Cause classification
1. Aldosteronoma (Conn syndrome) [common]
More common, adenoma on one side, 1~2cm in diameter
The patient's plasma aldosterone concentration is parallel to plasma ACTH day and night, and has no obvious response to changes in plasma renin.
Mechanism: Aldosteronoma is regulated much more strongly by ACTH than by the RAAS system.
2. Idiopathic hyperaldosteronism [common]
Bilateral adrenal bulbar zone hyperplasia, a considerable part with nodules
Responsive to renin.
Mechanism: Teraldehyde has enhanced sensitivity to angiotensin II. Angiotensin-converting enzyme inhibitors can reduce aldosterone secretion in patients and improve hypertension and hypokalemia. A small number of nodular hyperplasia of aldehydes do not respond to renin.
3. Glucocorticoid-treatable aldosteronism (GRA)
Onset in teenagers, often hereditary in families
Adrenal glands show large and small nodular hyperplasia
Plasma aldosterone concentrations parallel the circadian rhythm of ACTH
mechanism
Normally, the aldosterone synthase gene is expressed in the zona glomerulosa of the adrenal gland and is regulated by angiotensin II; 11-β hydroxylase is expressed in the zona fasciculata and is regulated by ACTH.

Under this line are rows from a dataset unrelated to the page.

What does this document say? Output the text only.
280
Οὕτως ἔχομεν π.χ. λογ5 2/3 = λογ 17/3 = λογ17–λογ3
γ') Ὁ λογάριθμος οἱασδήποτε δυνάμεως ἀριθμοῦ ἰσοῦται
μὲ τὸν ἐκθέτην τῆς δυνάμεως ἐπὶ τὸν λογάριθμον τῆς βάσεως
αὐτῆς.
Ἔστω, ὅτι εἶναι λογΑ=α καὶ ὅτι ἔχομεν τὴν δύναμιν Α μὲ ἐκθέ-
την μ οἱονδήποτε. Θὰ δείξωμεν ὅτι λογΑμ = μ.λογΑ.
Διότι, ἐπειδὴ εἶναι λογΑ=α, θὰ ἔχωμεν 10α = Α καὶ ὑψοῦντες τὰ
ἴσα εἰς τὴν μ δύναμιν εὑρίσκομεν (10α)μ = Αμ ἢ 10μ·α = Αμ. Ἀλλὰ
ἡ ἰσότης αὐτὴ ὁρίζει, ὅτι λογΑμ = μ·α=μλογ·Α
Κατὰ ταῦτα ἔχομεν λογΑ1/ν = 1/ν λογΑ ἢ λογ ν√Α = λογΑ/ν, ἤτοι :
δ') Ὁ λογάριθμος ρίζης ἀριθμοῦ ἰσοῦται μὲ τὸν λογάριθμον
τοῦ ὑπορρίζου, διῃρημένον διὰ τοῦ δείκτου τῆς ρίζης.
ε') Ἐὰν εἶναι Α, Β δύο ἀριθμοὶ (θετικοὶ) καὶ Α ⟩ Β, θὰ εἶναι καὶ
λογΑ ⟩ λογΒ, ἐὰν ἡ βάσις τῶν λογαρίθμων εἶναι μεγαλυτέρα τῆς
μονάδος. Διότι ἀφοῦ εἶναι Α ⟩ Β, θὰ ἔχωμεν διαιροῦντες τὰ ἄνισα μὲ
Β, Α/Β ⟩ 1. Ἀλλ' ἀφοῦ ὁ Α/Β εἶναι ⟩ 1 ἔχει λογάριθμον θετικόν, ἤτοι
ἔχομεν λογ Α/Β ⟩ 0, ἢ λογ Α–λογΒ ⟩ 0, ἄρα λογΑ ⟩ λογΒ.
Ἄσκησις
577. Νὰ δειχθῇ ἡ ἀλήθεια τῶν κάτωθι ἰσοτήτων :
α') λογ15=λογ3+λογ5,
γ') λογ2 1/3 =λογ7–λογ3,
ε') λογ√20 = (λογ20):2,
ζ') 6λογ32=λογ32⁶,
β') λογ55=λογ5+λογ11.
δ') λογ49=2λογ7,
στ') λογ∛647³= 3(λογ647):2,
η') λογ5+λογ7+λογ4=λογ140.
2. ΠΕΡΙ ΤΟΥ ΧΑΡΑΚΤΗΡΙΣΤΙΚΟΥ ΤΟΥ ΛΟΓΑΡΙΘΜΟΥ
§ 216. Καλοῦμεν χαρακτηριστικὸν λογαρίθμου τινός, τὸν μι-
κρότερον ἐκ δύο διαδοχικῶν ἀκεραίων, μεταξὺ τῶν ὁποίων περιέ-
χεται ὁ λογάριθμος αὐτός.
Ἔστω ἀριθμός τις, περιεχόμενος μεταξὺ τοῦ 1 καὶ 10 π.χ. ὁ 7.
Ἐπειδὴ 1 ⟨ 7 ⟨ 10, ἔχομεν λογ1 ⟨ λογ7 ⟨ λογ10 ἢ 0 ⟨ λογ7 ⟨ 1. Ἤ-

In GRA, the 11β-hydroxylase gene is fused to the aldosterone and enzyme gene. This gene product has aldosterone synthase activity, is expressed in the zona fasciculata, and is regulated by ACTH but not angiotensin II.
4. Aldosterone cancer [rare]
The tumor is large in size, with a diameter >5cm. Hemorrhage and necrosis are often present on the cut surface. Calcification is common on CT or ultrasound.
Mechanism: Aldosterone cancer secretes large amounts of aldosterone, glucocorticoids, and androgens
5. Ectopic aldosterone-secreting adenoma or adenocarcinoma (extremely rare)
Pathogenesis
Excessive aldosterone → sodium retention, potassium excretion, extracellular fluid expansion, increased blood volume, and enhanced vascular response to norepinephrine → high blood pressure, hypokalemia → alkalosis → alkalosis leads to a decrease in Ca2, and aldosterone can also promote urinary magnesium After discharge, numbness of the extremities and tetany of the limbs may occur.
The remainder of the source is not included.